Judicial Nominating Process
When a judicial vacancy occurs, the executive secretary of the JNC publishes a notice of vacancy in the judicial circuit or the judicial district affected. Attorneys may recommend someone or nominate themselves. The names of the applicants are not released. Once nominations occur, the individuals interested in the position return a questionnaire to the Office of the Chief Justice. Chief Justice Minton then meets with the Judicial Nominating Commission to choose three nominees. Because the Kentucky Constitution requires that three names be submitted to the governor, in some cases the commission submits an attorney’s name even though the attorney did not apply. A letter naming the three nominees is sent to the governor for review. The governor has 60 days to appoint a replacement and his office makes the announcement.

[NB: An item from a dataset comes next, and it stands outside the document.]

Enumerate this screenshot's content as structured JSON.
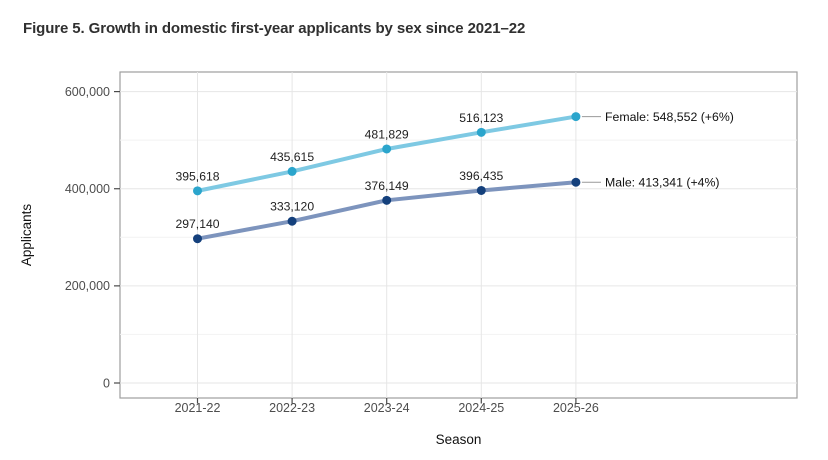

Makeup of the Judicial Nominating Commission
The commission has seven members. The membership is comprised of the chief justice of Kentucky (who also serves as chair), two lawyers elected by all the lawyers in their circuit/district and four Kentucky citizens who are appointed by the governor. The four citizens appointed by the governor must equally represent the two major political parties, so two must be Democrats and two must be Republicans. It is the responsibility of the commission to submit a list of three names to the governor and the governor must appoint a judge from this list of three.
Administrative Office of the Courts
The Administrative Office of the Courts in Frankfort is the operations arm for the state court system. The AOC supports the activities of nearly 3,400 court system employees and 404 elected justices, judges and circuit court clerks. As the fiscal agent for the state court system, the AOC executes the Judicial Branch budget.